Polygamy and tax exemptions
The same day the Supreme Court issued its ruling, an article posted at Politico.com argued that “the most natural advance next for marriage lies in legalized polygamy.”

The article, written by Fredrik deBoer, cited the dissent of Chief Justice John Roberts, which stated, “It is striking how much of the majority’s reasoning would apply with equal force to the claim of a fundamental right to plural marriage.”

DeBoer argued, “Now that we’ve defined that love and devotion and family isn’t driven by gender alone, why should it be limited to just two individuals?”

Russell Moore, president of the Ethics & Religious Liberty Commission, tweeted the Politico article with the comment, “Well, that escalated quickly.”

Abolishing religious tax exemptions was the subject of a TIME editorial.
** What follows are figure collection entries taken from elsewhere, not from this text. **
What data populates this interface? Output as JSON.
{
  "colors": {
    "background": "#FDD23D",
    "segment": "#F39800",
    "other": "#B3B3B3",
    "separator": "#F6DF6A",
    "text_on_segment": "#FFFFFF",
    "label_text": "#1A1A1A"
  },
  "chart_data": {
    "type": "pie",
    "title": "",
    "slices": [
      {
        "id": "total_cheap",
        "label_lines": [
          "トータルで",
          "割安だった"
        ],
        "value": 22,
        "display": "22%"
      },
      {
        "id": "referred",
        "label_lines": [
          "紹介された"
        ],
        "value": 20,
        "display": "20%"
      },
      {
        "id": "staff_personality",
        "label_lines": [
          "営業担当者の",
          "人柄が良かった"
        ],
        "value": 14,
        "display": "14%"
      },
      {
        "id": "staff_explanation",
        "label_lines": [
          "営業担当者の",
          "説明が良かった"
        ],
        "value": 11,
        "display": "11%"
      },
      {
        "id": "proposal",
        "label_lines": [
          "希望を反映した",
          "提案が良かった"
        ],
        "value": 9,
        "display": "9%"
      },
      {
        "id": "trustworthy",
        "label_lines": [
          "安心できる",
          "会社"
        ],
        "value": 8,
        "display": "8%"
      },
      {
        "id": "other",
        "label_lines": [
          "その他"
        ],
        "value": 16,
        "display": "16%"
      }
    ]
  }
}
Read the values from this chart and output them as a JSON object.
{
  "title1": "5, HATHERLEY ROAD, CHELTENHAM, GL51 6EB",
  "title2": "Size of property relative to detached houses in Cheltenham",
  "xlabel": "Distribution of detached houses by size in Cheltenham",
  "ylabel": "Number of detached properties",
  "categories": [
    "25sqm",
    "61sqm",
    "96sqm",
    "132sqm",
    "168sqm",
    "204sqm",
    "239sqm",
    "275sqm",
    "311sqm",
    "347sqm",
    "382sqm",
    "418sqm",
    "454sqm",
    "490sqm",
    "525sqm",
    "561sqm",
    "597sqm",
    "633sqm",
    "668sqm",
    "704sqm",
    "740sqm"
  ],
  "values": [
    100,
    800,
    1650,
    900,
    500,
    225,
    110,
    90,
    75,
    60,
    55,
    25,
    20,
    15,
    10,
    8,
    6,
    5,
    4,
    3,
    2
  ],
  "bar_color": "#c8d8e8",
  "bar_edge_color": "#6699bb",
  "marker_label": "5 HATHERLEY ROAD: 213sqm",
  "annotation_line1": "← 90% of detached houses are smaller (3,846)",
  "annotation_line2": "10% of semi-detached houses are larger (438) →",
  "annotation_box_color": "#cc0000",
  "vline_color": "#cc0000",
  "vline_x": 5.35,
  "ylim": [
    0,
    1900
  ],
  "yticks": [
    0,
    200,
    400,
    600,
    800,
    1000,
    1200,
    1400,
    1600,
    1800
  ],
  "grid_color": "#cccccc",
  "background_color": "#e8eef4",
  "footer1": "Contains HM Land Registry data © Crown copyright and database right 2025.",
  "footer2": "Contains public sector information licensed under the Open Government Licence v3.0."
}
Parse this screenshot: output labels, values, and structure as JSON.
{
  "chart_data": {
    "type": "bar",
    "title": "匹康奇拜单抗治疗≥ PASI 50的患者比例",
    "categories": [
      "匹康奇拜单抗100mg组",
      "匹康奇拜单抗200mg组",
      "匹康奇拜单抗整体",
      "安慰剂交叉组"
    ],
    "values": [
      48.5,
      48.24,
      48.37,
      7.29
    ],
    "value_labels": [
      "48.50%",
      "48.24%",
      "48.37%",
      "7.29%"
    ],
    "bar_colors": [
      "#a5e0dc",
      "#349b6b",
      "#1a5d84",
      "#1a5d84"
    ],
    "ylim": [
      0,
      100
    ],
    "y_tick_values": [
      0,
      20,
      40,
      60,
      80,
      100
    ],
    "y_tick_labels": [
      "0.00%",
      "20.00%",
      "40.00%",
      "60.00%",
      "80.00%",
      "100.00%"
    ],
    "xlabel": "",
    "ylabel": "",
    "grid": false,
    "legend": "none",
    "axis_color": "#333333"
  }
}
Mark Oppenheimer, a biweekly columnist for the New York Times, argued in TIME, “The Supreme Court’s ruling on gay marriage makes it clearer than ever that the government shouldn’t be subsidizing religion and non-profits.”

Christian groups could lose tax-exempt status if they “dissent from settled public policy on matters of race or sexuality,” Oppenheimer wrote, noting that taxpayers should not have to fund nonprofit organizations they find offensive. The best solution to the “pointless, incoherent agglomeration of nonsensical loopholes” in the tax code is to do away with tax-exempt status for most nonprofits, including churches.